Could it be that, through hypo-oxygenation of the blood and sympathetic vasoconstriction, sleep apnea may also contribute to optic nerve hypoxia and development of normal-tension glaucoma?
This is the hypothesis that Lin et al. (1787) set out to explore, by evaluating for ocular signs of NTG 256 patients submitted to an allnight diagnostic sleep study. After excluding patients with prior stroke or ocylar disease, they divided the 247 remaining patients into four groups (no OSAHS; mild; moderate; severe OSAHS), then grouped them back into a No/Mild OSAHS group (1) and a Moderate/Severe OSAHS group (2).

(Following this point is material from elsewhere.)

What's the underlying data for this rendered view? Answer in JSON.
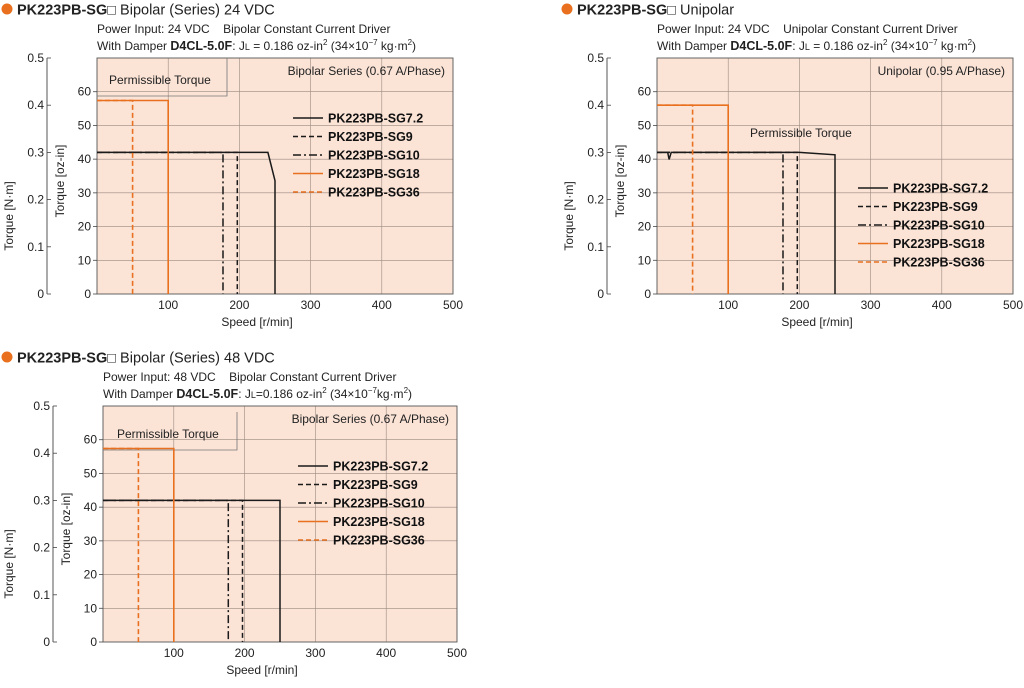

The number of patients with NTG (defined on tonometric, ophthalmoscopic, HFA-SITA 30-2 and OCT RNFL criteria) was relatively high (n = 12 or 5%) for this age group (early forties) and showed a suggestive and statistically significant frequency distribution: 0% among the 38 normal participants, 1.8% among the 56 mild, 5.8% among the 52 moderate and 7.9% among the 101 severe OSAHS patients. The prevalence of NTG was significantly higher in group 2, where a significantly lower oxygen saturation was also found. Interestingly, Body Mass Index correlated with IOP but neither with perimetric MD nor with RNFL, whereas oxygen saturation did correlate with RNFL thickness.
These results support the initial hypothesis that sleep apnea may contribute to retinal nerve fiber damage by inducing hypoxic conditions, without a direct effect on IOP (interestingly, there was not a single case of POAG among the 247 study participants). However, as the authors acknowledge, their sample size was small and the sex- and age-distributions biased by patient recruitment (predominantly severe OSAHS patients referred to a tertiary care center). Further studies with age- and sex-matched subgroups of different OSAHS severities are required to confirm whether sleep apnea is indeed a risk factor for the development or progression of glaucoma, of the normal-tension or primary varieties.